Coronavirus : une prédisposition génétique serait à l’origine des formes graves

Une femme sous respirateur à cause du coronavirus.
Certains anticorps ne joueraient pas leur rôle. Source : Depositphotos.
2 Partages

Nous ne sommes pas tous égaux face au Covid-19. Selon une récente étude, une mutation génétique présente chez certains malades explique pourquoi ils sont davantage atteints par le virus.

à découvrir

Pourquoi certains malades sont gravement atteints par le SARS-CoV-2 et d’autres moins ? En d’autres termes : pourquoi ne sommes-nous pas égaux face au coronavirus et ses symptômes ?

Une équipe de chercheurs apporte la réponse à cette question que l’ensemble des scientifiques se posent, depuis l’apparition du virus.

Près de 15 % des formes graves de Covid-19 s’expliquent par la génétique

Des chercheurs de l’Institut Imagine/Inserm à Paris, en collaboration avec Helen Su de l’Institut national américain des allergies et des maladies infectieuses (NIAID/NIH), viennent de publier les résultats d’une étude.
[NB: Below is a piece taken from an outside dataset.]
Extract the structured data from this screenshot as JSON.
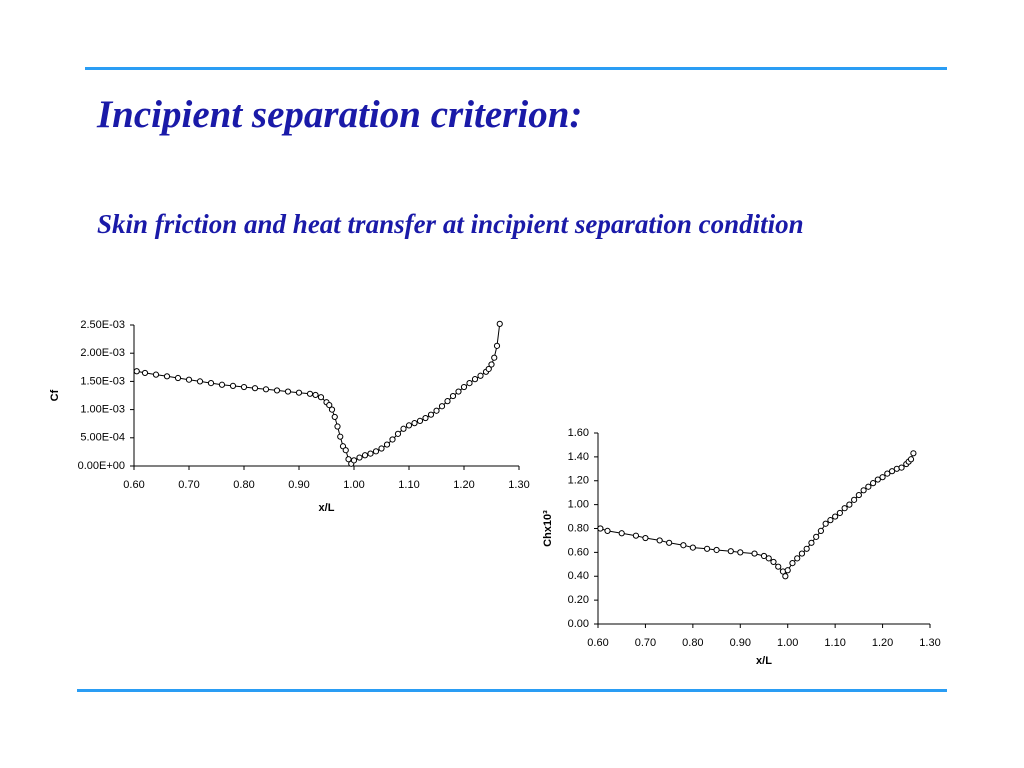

Ils sont en mesure d’affirmer que près de 15 % des formes graves de Covid-19 sont causées par des anomalies génétiques et immunitaires.

En clair, il s’agit d’un « défaut de production ou d’action des interférons de type 1 », l’une des protéines du système immunitaire, explique le professeur Jean-Laurent Casanova.

Les travaux de l’équipe franco-américaine ont permis de découvrir la mutation de 13 gènes à l’origine de la diminution de production des interférons (IFN) de type 1. Ces mutations sont présentes dans 3 à 4 % des formes graves de coronavirus.

Ces mêmes anomalies entraînent « certaines formes sévères de grippe »,

souligne également l’Inserm.

Des taux élevés d’anticorps mal-orientés qui stoppent l’action anti-virale de certains anticorps

L’autre découverte de cette équipe de chercheurs concerne la présence d’une forme de maladie auto-immune chez certains patients gravement atteints par le Covid-19.

Cette maladie entraîne des taux élevés d’anticorps mal orientés dans le sang, nommés auto-anticorps. Ils stoppent l’action anti-virale des IFN de type 1 chez près de 10 % des malades gravement atteints par le coronavirus. Ces anticorps devraient normalement combattre le virus.

Selon les recherches publiées dans la revue Science jeudi 24 septembre, les hommes sont davantage touchés par ces anomalies génétiques. Autre donnée importante : la fréquence de ces anticorps mal orientés augmente avec l’âge.